In July 2020, I started working on the build service I've wanted for 16 years: no change to your workflow, cooperates with existing build systems, handles multi-stage builds, works with any language, and the first version will support offloading builds to fast cloud systems to compile 12-120x faster than a developer laptop. My goal is to make waiting on a build as antiquated as the sound of a dial-up modem.

I'm a developer on the Rust project, working on the language, standard library, and Cargo package manager. I care about building welcoming, inclusive communities that lift people up. I love building solutions to systemic problems.
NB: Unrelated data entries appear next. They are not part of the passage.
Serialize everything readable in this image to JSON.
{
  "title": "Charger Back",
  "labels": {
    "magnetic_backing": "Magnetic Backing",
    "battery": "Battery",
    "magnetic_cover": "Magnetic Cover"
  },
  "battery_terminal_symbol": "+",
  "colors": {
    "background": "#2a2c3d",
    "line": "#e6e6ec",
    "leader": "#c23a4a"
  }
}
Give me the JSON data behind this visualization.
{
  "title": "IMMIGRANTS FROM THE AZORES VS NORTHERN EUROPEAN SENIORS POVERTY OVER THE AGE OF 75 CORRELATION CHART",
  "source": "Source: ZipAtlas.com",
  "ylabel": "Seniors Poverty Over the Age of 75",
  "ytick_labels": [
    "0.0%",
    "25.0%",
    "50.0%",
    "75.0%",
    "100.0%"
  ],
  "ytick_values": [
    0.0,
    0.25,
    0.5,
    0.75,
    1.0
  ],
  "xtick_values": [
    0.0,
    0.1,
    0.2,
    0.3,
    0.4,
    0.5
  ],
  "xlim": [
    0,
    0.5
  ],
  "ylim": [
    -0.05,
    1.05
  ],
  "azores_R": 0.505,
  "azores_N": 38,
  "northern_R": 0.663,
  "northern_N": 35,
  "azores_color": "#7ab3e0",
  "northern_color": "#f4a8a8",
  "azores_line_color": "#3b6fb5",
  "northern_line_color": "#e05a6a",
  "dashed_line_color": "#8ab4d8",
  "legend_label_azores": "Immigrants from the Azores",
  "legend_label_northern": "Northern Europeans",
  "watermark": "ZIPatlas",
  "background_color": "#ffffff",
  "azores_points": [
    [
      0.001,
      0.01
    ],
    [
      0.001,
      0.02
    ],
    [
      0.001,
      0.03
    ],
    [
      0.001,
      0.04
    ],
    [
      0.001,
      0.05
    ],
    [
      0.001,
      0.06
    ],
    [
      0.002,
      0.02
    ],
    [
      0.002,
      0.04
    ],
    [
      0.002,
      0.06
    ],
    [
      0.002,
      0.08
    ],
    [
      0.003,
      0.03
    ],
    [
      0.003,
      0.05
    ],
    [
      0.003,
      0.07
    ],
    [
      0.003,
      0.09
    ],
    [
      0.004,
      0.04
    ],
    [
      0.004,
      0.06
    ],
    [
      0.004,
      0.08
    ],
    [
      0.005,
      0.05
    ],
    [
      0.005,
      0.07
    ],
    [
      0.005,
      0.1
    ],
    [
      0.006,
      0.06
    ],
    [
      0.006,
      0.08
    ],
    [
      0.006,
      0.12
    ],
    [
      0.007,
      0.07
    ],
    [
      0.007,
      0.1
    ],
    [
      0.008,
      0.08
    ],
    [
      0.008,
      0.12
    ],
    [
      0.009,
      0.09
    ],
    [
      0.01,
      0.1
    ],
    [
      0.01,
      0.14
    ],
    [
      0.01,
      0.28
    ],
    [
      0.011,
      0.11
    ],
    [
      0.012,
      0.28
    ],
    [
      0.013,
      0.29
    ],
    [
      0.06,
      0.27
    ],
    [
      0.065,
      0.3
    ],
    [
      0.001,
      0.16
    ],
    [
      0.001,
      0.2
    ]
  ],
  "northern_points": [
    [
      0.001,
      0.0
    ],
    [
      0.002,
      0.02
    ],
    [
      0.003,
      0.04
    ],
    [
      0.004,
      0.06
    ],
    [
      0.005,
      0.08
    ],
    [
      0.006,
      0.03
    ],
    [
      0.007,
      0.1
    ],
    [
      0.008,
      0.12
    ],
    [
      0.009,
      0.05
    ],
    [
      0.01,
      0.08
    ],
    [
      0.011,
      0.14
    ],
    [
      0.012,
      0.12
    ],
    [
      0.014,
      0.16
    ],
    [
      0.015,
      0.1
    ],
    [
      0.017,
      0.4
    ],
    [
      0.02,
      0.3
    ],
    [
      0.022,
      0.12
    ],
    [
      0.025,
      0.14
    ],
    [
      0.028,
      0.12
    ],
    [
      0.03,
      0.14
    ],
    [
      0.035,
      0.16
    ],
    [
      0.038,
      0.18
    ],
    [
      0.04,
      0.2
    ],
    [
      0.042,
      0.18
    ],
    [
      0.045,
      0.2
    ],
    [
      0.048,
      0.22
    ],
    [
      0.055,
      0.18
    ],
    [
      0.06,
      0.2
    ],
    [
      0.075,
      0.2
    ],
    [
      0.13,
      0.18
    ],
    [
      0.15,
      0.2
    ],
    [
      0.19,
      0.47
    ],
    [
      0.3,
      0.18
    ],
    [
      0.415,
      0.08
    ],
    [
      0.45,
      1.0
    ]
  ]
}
I'm seeking sponsorship to continue working on Rust and build systems full-time.

Publications and Presentations

Research

I completed a PhD in Computer Science at Portland State University, on scalable concurrent programming techniques, based on Read-Copy Update (RCU)

Past Projects

I co-maintained the X C Binding (XCB) and the Xlib library. I developed the XML-XCB format to describe the X Window System protocol. I also worked on other Xorg projects at freedesktop.org.

I maintained the Sparse semantic parser and static analysis tool for C for several years, before passing it on to Christopher Li.

I worked on the office suite now known as LibreOffice. Long ago, my first major Open Source contribution was to remove the need for Java in its build system, back when Java was still proprietary.

I ported Python and ACPICA to GRUB2, to provide an interactive firmware exploration/test environment, including a Python network stack for UEFI, and the ability to call UEFI functions from Python using libffi and ctypes.

I've done some work on the Linux kernel. I originated the Linux "tinification" effort to reduce the size of the kernel.

I previously worked for Intel as a Principal Engineer. I was Intel's lead software architect for Chrome OS.

Before that, I worked on Real-Time Linux and RCU, for IBM.

I co-developed the first resource monitoring support for the Xen hypervisor, as well as the xentop (AKA xm top) tool built atop it.

I launched Linux-powered rockets with the Portland State Aerospace Society.